Inside Part 1 And Part 2 In this series, Why We Focus on Individual Marketing Qualified Leads (MQL), although many revenue processes are still common, an old and limited method. In this blog (Part 3 of this series), we will explore why shifting focus to Marketing Qualified Accounts (MQA) is equally problematic.
An MQA has good intentions but the wrong focus
Over the past several years, based on the introduction of Account-Based Marketing (ABM) as a practice, a new option for focusing the revenue process, MQA, has emerged. ABM’s goal is to focus on what is considered a high-value account. The introduction of ABM platforms has intensified the focus on account-level scenarios. The goal of MQA is to look at all the relevant insights and hints that occur between these accounts and combine them into a relevant score based on a combination of fit and engagement. Once the account score reaches a certain threshold, the account is referred to the Revenue Development Representative (RDR) or the account executive as MQA.
While the intent to capture and share insights about an account may initially seem to be an effective method, it also introduces a number of major challenges that lead to inefficiency and lost opportunities. Here’s why the focus on MQA is not and should not be the next logical improvement after MQL replacement No. Will be adopted as the new standard for the revenue process.

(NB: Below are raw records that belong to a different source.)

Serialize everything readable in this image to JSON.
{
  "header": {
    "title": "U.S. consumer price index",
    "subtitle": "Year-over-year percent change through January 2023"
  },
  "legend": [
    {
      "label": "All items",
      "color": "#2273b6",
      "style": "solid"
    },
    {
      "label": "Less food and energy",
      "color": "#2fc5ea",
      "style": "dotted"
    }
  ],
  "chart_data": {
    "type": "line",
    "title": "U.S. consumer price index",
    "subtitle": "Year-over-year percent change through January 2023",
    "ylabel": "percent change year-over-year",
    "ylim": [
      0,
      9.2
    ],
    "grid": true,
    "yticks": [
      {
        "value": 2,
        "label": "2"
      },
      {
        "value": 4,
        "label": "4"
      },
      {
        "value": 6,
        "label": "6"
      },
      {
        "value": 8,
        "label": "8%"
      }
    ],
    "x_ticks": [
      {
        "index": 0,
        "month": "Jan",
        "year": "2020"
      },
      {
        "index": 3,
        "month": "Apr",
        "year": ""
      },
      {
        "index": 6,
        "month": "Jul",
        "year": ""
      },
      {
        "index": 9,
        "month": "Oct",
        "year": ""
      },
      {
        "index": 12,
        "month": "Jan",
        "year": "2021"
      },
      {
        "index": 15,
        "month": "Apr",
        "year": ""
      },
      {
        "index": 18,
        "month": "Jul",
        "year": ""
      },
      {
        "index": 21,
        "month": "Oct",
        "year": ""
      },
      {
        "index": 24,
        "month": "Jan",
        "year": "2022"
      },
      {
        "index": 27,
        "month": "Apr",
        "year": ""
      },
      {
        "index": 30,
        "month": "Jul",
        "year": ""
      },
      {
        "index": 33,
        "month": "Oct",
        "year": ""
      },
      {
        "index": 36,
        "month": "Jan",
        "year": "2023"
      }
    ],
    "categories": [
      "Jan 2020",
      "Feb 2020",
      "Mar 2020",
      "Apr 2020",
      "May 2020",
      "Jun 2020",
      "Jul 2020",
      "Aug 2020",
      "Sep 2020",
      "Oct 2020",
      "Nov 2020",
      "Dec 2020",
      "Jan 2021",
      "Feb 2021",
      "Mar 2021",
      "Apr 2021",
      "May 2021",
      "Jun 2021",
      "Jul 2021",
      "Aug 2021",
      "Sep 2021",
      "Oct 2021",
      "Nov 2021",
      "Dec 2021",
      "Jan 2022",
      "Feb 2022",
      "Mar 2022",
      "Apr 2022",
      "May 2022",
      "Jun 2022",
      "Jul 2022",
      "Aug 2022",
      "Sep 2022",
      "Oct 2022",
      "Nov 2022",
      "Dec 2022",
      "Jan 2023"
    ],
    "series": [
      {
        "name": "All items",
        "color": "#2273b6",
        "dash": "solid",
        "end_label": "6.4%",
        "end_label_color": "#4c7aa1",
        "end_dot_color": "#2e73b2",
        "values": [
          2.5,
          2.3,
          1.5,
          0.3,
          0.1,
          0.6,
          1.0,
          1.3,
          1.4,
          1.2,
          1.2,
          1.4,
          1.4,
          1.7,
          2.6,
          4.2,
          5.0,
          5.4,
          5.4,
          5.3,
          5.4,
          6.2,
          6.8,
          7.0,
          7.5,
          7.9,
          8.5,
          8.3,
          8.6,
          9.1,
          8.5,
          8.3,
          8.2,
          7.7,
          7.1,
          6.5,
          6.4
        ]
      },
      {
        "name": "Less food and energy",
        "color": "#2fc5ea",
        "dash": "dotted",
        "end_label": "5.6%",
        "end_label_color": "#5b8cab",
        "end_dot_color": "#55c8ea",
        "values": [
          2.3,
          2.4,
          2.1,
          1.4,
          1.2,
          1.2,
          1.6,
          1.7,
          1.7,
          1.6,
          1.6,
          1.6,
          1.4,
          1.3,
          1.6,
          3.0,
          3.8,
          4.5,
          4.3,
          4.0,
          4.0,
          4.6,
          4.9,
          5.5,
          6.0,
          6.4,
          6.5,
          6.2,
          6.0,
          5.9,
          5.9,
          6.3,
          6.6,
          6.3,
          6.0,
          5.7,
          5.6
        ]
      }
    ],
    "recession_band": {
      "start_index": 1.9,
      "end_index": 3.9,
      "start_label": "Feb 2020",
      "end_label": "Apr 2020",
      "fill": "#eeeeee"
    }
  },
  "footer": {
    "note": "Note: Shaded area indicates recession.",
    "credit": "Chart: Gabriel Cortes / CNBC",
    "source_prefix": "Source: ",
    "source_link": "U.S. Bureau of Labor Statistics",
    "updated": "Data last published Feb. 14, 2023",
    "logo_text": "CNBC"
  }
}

MQAs do not represent buyers
Just as the decision to buy B2B is not made by an individual, so the decision to buy is not made by an account. Accounts are legal entities that do not make purchasing decisions and therefore cannot be “qualified” to understand progress and buying trends. Instead, the actual buyer is a group of people (purchasing team) in an account who are working together to solve a business problem. Our relationship with the purchasing group drives progress (and can be tracked) through the revenue process. As an organization ACME did not buy our talent management solution. Instead, it includes a purchasing team of individuals from the HR, IT, and business lines within ACME who are working together to improve the accuracy and efficiency of ACME’s hiring process and to make purchasing decisions to address this need. This potential opportunity of our Talent Management Solutions (with the respective purchasing group) is then tracked as it flows through our revenue process.
There can be many opportunities in the account, each at a different stage
The vast majority of our clients (possibly excluding early-stage startups) have a portfolio of solutions that they market and sell that meet the needs of a variety of functional businesses. These solutions can expand their target potential across different purchasing groups and functional needs. To achieve best-in-class alignment between marketing and sales, it is important to understand all the potential opportunities that exist within an account or market segment.
Figure 1 illustrates the concept of an opportunity map, a tool used to identify potential opportunities that exist within an account. Opportunity maps identify relevant purchasing groups, effective business needs, and relevant solutions that create these potential opportunities. In this example, the client targets three different purchasing groups (talent management, HR operations, and learning management), each with a different functional requirement for a total of three solutions. Each of these combinations of purchasing groups, functional business needs, and aligned solutions represents a unique purchasing decision and aligns with three unique potential opportunities. It is these potential opportunities, and not the account, that must be tracked through the revenue process
Figure 1: Example Opportunity Map
Since each of these opportunities represents a unique purchasing decision, each can be at different stages of our revenue process. Opportunities for talent management may be in the late-stage pipeline, while opportunities for HR operations and learning management in the same account may be at the very beginning of the process (i.e., at the detection stage). It is impossible to use an Account Level (MQA) to reflect the progress of multiple opportunities. The correct way to think about it is to embrace and embrace the idea of a set of “worthy opportunities” as opposed to the irrational “worthy account”.
Sales hate noise
The purpose of combining signals across a single account into a single score is to create actionable insights that enable RDR and high-quality actions from sales, but instead often cause a lot of noise that limits an action. Why? Because while salespeople can see a high interest / employment at an account level, it is not clear that eShould be the expected and best action. An account score shows that 15 people are employed for a total of 642 minutes, but it is not clear what they should do with this information. Who should they call? And what should they talk about?
What sales need is an added layer of context. To get the job done, ask the salesperson “Who cares about what?” Need to understand more detailed insights and “Are there groups of people interested in the same solution?” Seven people interested in talent management solutions, five people interested in HR operations and three people interested in learning management are infinitely more powerful and effective.
But if we lack this context, an MQA appears as a voice, and appropriate actions are much less obvious. Sales can only explain MQA to reflect interest in talent management solutions but miss insights into the additional opportunity interest in the account. When this happens, additional opportunities may be lost.
The answer is an opportunity-focused focus
Aligning marketing, RDR, and sales with a general approach to the revenue process is critical to success. With MQL, the focus on individuals is very small. With MQA, the focus is very thick granular. Both methods have problems. Inside Part 4 In this series, we’ll look at why an opportunity to focus on the right approach to marketing, RDR, and to provide valuable context throughout the revenue process.